# using compressor indoors



## matchley

I have recently bought a 6 gallon air compressor and am wondering if i can use it indoors. the instructions say not to, but that seems like overkill. 

i am putting in flooring on the second floor and need the thing upstairs, or need to buy a super long air hose.

any precautions?

thanks!


----------



## jerryh3

Is there a reason it says not to use it indoors? It probably exceeds the safe noise limits operating in a closed space. Wear ear protection and you should be fine. It is an electric compressor right?


----------



## Sir MixAlot

I'd buy the 100' of hose. Then you can communicate w/ others, listen to the radio, and think clearly while working without the loud noise that an air compressor makes. But if you don't mind the noise and the compressor is electric, then ear plugs should do the trick. :hammer:


----------



## Lansing

First I wear hearing aids and now only have 40% of normal hearing left...I hope you can figure why I told you that...I hear ringing in my ears all the time as well...Not nice believe me...

If you can't get a hose long enough to come from outside ?? you could put the rig in a room your not using to cut the noise some in the one your working on ...BUT do wear the right hearing protection...I grew up where they were laughed at but now the hearing aids companies are getting rich of this issue...Its Not over kill....


----------



## DangerMouse

be sure to get a longer hose, do NOT go with a long extension cord.

'nuff said

DM


----------



## Lansing

MdangermouseM said:


> be sure to get a longer hose, do NOT go with a long extension cord.
> 
> 'nuff said
> 
> DM


I agree with your answer but could you state the reason why not to use a long cord...


----------



## DangerMouse

compressors have high amps and the longer the cord, the higher the resistance. overheating the cord and screwing up the machine. my old compressor won't even START with an extention cord! it just sits there looking at me all stupid until i plug it in right. (only happened once, but still, i learned.) sorry no explaination before, i was in a hurry.

DM


----------



## Lansing

Thanks for the answer...It makes good sense just as you said...


----------



## Nestor_Kelebay

matchley said:


> I have recently bought a 6 gallon air compressor and am wondering if i can use it indoors. the instructions say not to, but that seems like overkill.
> 
> i am putting in flooring on the second floor and need the thing upstairs, or need to buy a super long air hose.
> 
> any precautions?
> 
> thanks!


When I bought my air compressor, I also purchased two 50 foot air hoses from Costco for about $60. So far, I've only had to use one, and it's too long most of the time.
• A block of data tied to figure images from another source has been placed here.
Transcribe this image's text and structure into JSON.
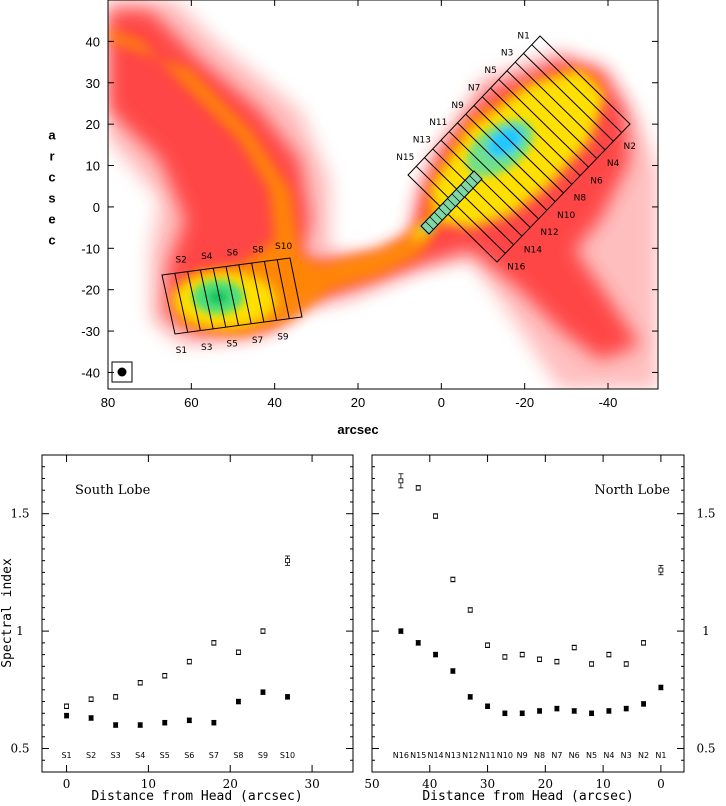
{
  "chart_data": [
    {
      "type": "image",
      "xlabel": "arcsec",
      "ylabel": "arcsec",
      "xlim": [
        80,
        -52
      ],
      "ylim": [
        -44,
        50
      ],
      "xticks": [
        80,
        60,
        40,
        20,
        0,
        -20,
        -40
      ],
      "yticks": [
        40,
        30,
        20,
        10,
        0,
        -10,
        -20,
        -30,
        -40
      ],
      "south_labels": [
        "S1",
        "S2",
        "S3",
        "S4",
        "S5",
        "S6",
        "S7",
        "S8",
        "S9",
        "S10"
      ],
      "north_labels": [
        "N1",
        "N2",
        "N3",
        "N4",
        "N5",
        "N6",
        "N7",
        "N8",
        "N9",
        "N10",
        "N11",
        "N12",
        "N13",
        "N14",
        "N15",
        "N16"
      ],
      "colormap": [
        "#ff0000",
        "#ff8000",
        "#ffff00",
        "#00ff80",
        "#00c0ff"
      ]
    },
    {
      "type": "scatter",
      "title": "South Lobe",
      "xlabel": "Distance from Head (arcsec)",
      "ylabel": "Spectral index",
      "xlim": [
        -3,
        35
      ],
      "ylim": [
        0.4,
        1.75
      ],
      "xticks": [
        0,
        10,
        20,
        30
      ],
      "yticks": [
        0.5,
        1,
        1.5
      ],
      "ytick_labels": [
        "0.5",
        "1",
        "1.5"
      ],
      "categories": [
        "S1",
        "S2",
        "S3",
        "S4",
        "S5",
        "S6",
        "S7",
        "S8",
        "S9",
        "S10"
      ],
      "x": [
        0,
        3,
        6,
        9,
        12,
        15,
        18,
        21,
        24,
        27
      ],
      "series": [
        {
          "marker": "open-square",
          "values": [
            0.68,
            0.71,
            0.72,
            0.78,
            0.81,
            0.87,
            0.95,
            0.91,
            1.0,
            1.3
          ],
          "err": [
            0.01,
            0.01,
            0.01,
            0.01,
            0.01,
            0.01,
            0.01,
            0.01,
            0.01,
            0.02
          ]
        },
        {
          "marker": "filled-square",
          "values": [
            0.64,
            0.63,
            0.6,
            0.6,
            0.61,
            0.62,
            0.61,
            0.7,
            0.74,
            0.72
          ],
          "err": [
            0.01,
            0.01,
            0.01,
            0.01,
            0.01,
            0.01,
            0.01,
            0.01,
            0.01,
            0.01
          ]
        }
      ]
    },
    {
      "type": "scatter",
      "title": "North Lobe",
      "xlabel": "Distance from Head (arcsec)",
      "ylabel": "",
      "xlim": [
        50,
        -4
      ],
      "ylim": [
        0.4,
        1.75
      ],
      "xticks": [
        50,
        40,
        30,
        20,
        10,
        0
      ],
      "yticks": [
        0.5,
        1,
        1.5
      ],
      "ytick_labels": [
        "0.5",
        "1",
        "1.5"
      ],
      "categories": [
        "N16",
        "N15",
        "N14",
        "N13",
        "N12",
        "N11",
        "N10",
        "N9",
        "N8",
        "N7",
        "N6",
        "N5",
        "N4",
        "N3",
        "N2",
        "N1"
      ],
      "x": [
        45,
        42,
        39,
        36,
        33,
        30,
        27,
        24,
        21,
        18,
        15,
        12,
        9,
        6,
        3,
        0
      ],
      "series": [
        {
          "marker": "open-square",
          "values": [
            1.64,
            1.61,
            1.49,
            1.22,
            1.09,
            0.94,
            0.89,
            0.9,
            0.88,
            0.87,
            0.93,
            0.86,
            0.9,
            0.86,
            0.95,
            1.26
          ],
          "err": [
            0.03,
            0.01,
            0.01,
            0.01,
            0.01,
            0.01,
            0.01,
            0.01,
            0.01,
            0.01,
            0.01,
            0.01,
            0.01,
            0.01,
            0.01,
            0.02
          ]
        },
        {
          "marker": "filled-square",
          "values": [
            1.0,
            0.95,
            0.9,
            0.83,
            0.72,
            0.68,
            0.65,
            0.65,
            0.66,
            0.67,
            0.66,
            0.65,
            0.66,
            0.67,
            0.69,
            0.76
          ],
          "err": [
            0.01,
            0.01,
            0.01,
            0.01,
            0.01,
            0.01,
            0.01,
            0.01,
            0.01,
            0.01,
            0.01,
            0.01,
            0.01,
            0.01,
            0.01,
            0.01
          ]
        }
      ]
    }
  ]
}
Still, the small cost of two 50 foot air hoses will allow you to keep your compressor in your basement but use compressed air tools anywhere in your house.


----------



## amakarevic

why did you need such a large compressor ?


----------



## Lansing

Was told that its better to buy more air than less when getting a compressor...Whatever the project your needs will be covered...


----------



## duane1982

You can never have enough air. I like to buy compressors that pump to 200 psi and have good scfm. That way I have enough air to run my guns and have enough psi so if I need to use it to take lug nuts off with an impact wrench it has enough oommphff to do it :thumbup:


----------



## MgMopar

amakarevic said:


> why did you need such a large compressor ?


:confused1:
A 6 gallon compressor does not seem very LARGE it would still be very portable and would be able to be plugged into a standard wall outlet. I use compressors for everything from air files, impacts, spray gun to roofing nailers. I haven't used much smaller then a 20 gallon for anything but to fill tires in quite some time. 


Compressors small or large are noisy and ideally should be located away from your work area regardless of size. :yes:


----------